HTML template for countries page

Now we have backend logic for countries data view, let’s create new boilerplate to build template for countries page.

  1. Go to boilerplates directory and create new boilerplate src/countries.html.

    cd boilerplates
    touch src/countries.html
    
  2. Here’s the ready-made layout for countries.html with Tailwind classes.

    {% extends "base.html" %}
    {% block title %}Countries Around Baltic Sea{% endblock %}
    
    {% block content %}
    <main class="px-8 py-14 flex-grow" x-data="{
      countries: {{ object_list }},
      order: 1,
      sort() {
        this.order *= -1;
      },
      get sortedByPopulation() {
        return this.countries.slice(0).sort(
          (c1, c2) => (c2.population - c1.population) * this.order
        );
      },
    }">
      <h1 class="text-5xl font-extrabold">
        Countries Around Baltic Sea
      </h1>
      <table class="table-auto divide-y-2 divide-black my-8">
        <thead class="text-left">
          <tr>
            <th class="px-2 py-1">Country</th>
            <th class="px-2 py-1">Capital City</th>
            <th class="px-2 py-1"
              :class="order === 1 ? 'descending' : 'ascending'"
              @click="sort">
              Population
            </th>
          </tr>
        </thead>
        <tbody class="divide-y divide-blue-400">
          <template x-for="country in sortedByPopulation">
            <tr>
              <td class="px-2 py-1" 
                x-text="country.title"></td>
              <td class="px-2 py-1"
                x-text="country.capital"></td>
              <td class="px-2 py-1"
                x-text="country.population"></td>
            </tr>
          </template>
        </tbody>
      </table>
    </main>
    {% endblock %}
    

    This template extends base.html such as index.html.

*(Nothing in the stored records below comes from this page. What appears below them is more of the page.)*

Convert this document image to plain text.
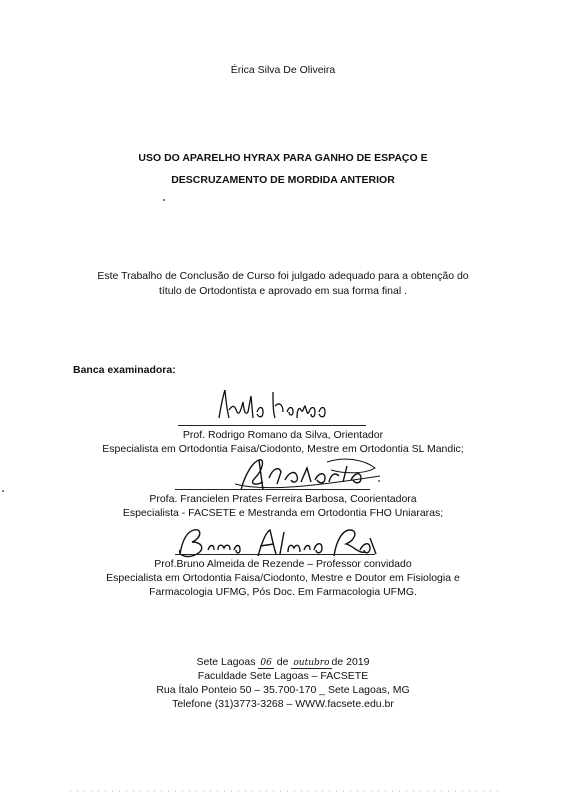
Érica Silva De Oliveira
USO DO APARELHO HYRAX PARA GANHO DE ESPAÇO E
DESCRUZAMENTO DE MORDIDA ANTERIOR
Este Trabalho de Conclusão de Curso foi julgado adequado para a obtenção do
título de Ortodontista e aprovado em sua forma final .
Banca examinadora:
Prof. Rodrigo Romano da Silva, Orientador
Especialista em Ortodontia Faisa/Ciodonto, Mestre em Ortodontia SL Mandic;
Profa. Francielen Prates Ferreira Barbosa, Coorientadora
Especialista - FACSETE e Mestranda em Ortodontia FHO Uniararas;
Prof.Bruno Almeida de Rezende – Professor convidado
Especialista em Ortodontia Faisa/Ciodonto, Mestre e Doutor em Fisiologia e
Farmacologia UFMG, Pós Doc. Em Farmacologia UFMG.
Sete Lagoas 06 de outubro de 2019
Faculdade Sete Lagoas – FACSETE
Rua Ítalo Ponteio 50 – 35.700-170 _ Sete Lagoas, MG
Telefone (31)3773-3268 – WWW.facsete.edu.br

    Take a look at x-data directive in <main> tag. There’s a countries variable to store countries data from Django view. Also directive has a variable to store order of countries representation and two functions: one is to change order of data and the other to sort data by population and order value.

    Further there’s a table with three columns: Country, Capital City and Population. Also, Population head cell has special binding class to show the order of data sorting: ascending or descending, implemented as ternary operator. After we’ll add related class rules to CSS stylesheet. Clicking on Population head cell will cause the change of sorting order.

    <th :class="order === 1 ? 'descending' : 'ascending'" @click="sort">Population</th>
    
  3. Add rules to ascending and descending class selectors in src/styles.css.

    @tailwind base;
    @tailwind components;
    @tailwind utilities;
    
    .ascending:after { 
      content: " ▲";
      color: rgba(59, 130, 246);
    } 
    .descending:after { 
      content: " ▼";
      color: rgba(59, 130, 246);
    }
    .ascending:hover::after { 
      color: black;
    } 
    .descending:hover::after { 
      color: black;
    }
    
  4. And add another one HtmlWebpackPlugin constructor for src/countries.html to webpack.config.js.

      ...
      plugins: [
        new MiniCssExtractPlugin({
          filename: 'style.css',
        }),
        new HtmlWebpackPlugin({
          filename: '../templates/base.html',
          template: 'src/base.html',
          inject: false,
          minify: false,
        }),
        new HtmlWebpackPlugin({
          filename: '../templates/index.html',
          template: 'src/index.html',
          inject: false,
          minify: false,
        }),
        new HtmlWebpackPlugin({
          filename: '../templates/countries.html',
          template: 'src/countries.html',
          inject: false,
          minify: false,
        }),
      ],
      ...
    
  5. Try the new one build with webpack and check Django templates and static directories.

    npm run build
    
    ls ../templates
    base.html  countries.html  index.html
    
    ls -lh ../static
    total 60K
    

    The size of static files is about the same, but we have an additional template with all frontend logic inside of it.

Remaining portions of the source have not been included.